Este mandato del Señor no significa solamente la repetición de un rito, sino también se aplica a la vida de cada uno de nosotros. Es una invitación a hacer de toda nuestra vida una ofrenda a Dios, como fue para Jesús, de vivir según los mismos principios que él. Esto ya lo entendía muy bien San Pablo cuando escribía a los cristianos de Roma unas tres décadas después. "Os exhorto, pues, hermanos por la misericordia de Dios, a que ofrezcáis vuestros cuerpos como una víctima santa, agradable a Dios: tal será vuestro culto espiritual" (12,1-2). El  culto espiritual al que se refiere San Pablo en este texto es el culto según la razón, a conforme a la verdadera naturaleza del hombre como imagen y semejanza de Dios y más como hijo suyo en Jesucristo. Hay una referencia a este culto que se realiza en la Eucaristía y se completa en toda nuestra vida hecha sacrificio espiritual agradable a Dios en el Canon Romano cuando se dice:  habla de una oblación bendita, racionable y aceptable a Dios, en griego thyzía logiké. Algunos, también católicos, piensan que la noción de sacrificio está superada y por lo tanto no hay que hablar del sacrificio de la Misa, pero como es obvio de los mismos textos recogidos en la Sagrada Escritura y de la Sagrada Liturgia desde los primeros tiempos de la Iglesia, esto es falso, y nos privaría de una aspecto esencial de la Eucaristía, como se puede deducir del texto de San Pablo arriba citado.

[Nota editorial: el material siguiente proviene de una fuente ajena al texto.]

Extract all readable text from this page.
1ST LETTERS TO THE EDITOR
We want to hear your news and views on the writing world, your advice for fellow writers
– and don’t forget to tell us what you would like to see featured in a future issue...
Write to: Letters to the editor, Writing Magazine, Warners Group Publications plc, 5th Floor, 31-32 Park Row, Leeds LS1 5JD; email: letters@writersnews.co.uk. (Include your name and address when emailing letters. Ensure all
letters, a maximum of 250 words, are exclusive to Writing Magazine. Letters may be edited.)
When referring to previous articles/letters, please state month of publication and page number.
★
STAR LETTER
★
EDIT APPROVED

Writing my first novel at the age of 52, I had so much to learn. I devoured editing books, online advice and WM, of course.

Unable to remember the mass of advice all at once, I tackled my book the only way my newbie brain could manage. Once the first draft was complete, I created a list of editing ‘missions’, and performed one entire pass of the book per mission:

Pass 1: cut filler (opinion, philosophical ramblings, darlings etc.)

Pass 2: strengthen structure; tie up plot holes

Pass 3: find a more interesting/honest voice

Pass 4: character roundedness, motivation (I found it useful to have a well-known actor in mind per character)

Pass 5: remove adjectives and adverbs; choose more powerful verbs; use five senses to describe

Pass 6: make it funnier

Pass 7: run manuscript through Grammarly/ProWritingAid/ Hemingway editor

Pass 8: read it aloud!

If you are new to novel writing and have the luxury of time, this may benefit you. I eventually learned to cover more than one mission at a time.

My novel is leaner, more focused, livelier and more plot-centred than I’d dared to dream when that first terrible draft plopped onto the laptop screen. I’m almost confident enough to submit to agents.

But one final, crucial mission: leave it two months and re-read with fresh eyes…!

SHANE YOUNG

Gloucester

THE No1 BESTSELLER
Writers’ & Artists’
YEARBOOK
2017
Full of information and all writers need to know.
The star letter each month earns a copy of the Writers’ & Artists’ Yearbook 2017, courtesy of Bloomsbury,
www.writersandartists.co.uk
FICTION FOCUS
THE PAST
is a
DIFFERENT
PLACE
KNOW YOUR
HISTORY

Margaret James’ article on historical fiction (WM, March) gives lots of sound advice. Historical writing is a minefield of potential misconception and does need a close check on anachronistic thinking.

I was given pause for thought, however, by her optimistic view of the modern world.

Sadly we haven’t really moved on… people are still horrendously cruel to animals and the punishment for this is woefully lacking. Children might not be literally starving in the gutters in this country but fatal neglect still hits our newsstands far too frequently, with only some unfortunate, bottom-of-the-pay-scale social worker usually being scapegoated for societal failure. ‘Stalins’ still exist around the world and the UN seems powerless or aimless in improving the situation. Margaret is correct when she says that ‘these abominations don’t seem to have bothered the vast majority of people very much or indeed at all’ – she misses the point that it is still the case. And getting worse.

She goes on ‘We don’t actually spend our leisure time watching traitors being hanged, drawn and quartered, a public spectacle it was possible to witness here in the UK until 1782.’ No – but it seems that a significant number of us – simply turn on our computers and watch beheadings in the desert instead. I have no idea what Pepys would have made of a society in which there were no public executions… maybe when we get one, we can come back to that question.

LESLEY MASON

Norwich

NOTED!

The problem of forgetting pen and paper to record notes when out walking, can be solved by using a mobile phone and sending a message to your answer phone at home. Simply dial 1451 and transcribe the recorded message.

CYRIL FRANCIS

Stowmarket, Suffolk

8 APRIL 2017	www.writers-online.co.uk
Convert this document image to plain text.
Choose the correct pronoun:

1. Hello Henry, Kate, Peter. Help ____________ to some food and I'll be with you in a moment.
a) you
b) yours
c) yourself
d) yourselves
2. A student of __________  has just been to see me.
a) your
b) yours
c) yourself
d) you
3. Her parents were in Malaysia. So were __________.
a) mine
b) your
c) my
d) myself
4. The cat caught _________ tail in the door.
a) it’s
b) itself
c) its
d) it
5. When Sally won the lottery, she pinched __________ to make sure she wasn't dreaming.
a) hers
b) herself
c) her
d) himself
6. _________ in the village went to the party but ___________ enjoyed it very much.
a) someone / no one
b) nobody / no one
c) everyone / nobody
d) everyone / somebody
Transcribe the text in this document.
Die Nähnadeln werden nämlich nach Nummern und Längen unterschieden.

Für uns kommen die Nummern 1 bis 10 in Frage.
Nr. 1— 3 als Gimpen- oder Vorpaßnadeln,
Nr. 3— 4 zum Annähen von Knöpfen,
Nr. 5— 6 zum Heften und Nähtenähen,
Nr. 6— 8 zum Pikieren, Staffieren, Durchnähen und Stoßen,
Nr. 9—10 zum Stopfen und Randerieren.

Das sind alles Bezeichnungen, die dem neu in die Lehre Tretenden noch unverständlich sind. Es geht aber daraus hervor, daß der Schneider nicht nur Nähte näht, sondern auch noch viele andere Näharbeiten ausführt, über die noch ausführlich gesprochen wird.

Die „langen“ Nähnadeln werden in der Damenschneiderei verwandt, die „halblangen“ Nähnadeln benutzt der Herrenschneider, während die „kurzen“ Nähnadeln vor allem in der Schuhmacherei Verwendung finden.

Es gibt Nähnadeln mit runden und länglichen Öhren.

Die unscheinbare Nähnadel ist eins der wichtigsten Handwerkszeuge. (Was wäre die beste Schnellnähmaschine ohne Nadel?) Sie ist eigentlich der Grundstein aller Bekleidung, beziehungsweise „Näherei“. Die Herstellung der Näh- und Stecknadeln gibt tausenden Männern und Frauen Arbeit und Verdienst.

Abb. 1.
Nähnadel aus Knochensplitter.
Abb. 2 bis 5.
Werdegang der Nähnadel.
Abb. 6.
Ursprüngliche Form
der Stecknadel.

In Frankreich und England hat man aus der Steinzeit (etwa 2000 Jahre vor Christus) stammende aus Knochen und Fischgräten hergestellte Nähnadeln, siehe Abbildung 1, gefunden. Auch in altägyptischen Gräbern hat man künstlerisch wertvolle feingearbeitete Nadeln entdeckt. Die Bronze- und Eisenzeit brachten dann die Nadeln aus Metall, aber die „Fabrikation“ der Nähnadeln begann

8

Aprovechemos, pues esta Solemnidad del Cuerpo y la Sangre del Señor para reflexionar de la mano de nuestra lecturas de hoy la realidad del sacrificio de Jesucristo en la cruz y su actualización en la celebración de cada Eucaristía. Es una gran pena que un porcentaje muy grande de los que se han sido bautizados católicos se pasan de participar en la Eucaristía dominical. ¿Y nosotros que estamos presentes hoy en esta celebración de esta Solemnidad del Corpus Christi nos damos cuenta de la importancia de la Eucaristía en nuestra vida y de nuestra participación en ella cada domingo, y ojalá para los que pueden también durante la semana? Cada día uno ve a colas de gente en los Centros de salud y hospitales para que los médicos y personal sanitario les asistan en el cuidado de la salud física. No se dan cuenta de que la Eucaristía es, en palabras de San Ignacio de Antioquía, Mártir en Roma, muerto por las bestias en la arena, fármaco para la inmortalidad. Seguramente muchos de nosotros tenemos una buena cantidad de fármacos guardados en nuestra casa. ¿Cómo es que no acudimos a la Iglesia para recibir el verdadero remedio de los grandes males de nuestra vida, el que nos va a llevar a la vida eterna, como dice Jesús: "En verdad, si no coméis la carne del Hijo del Hombre, y no bebéis su sangre, no tenéis vida en vosotros" (Jn 6, 53). ¿O es que somos necios y no nos interesa la vida eterna?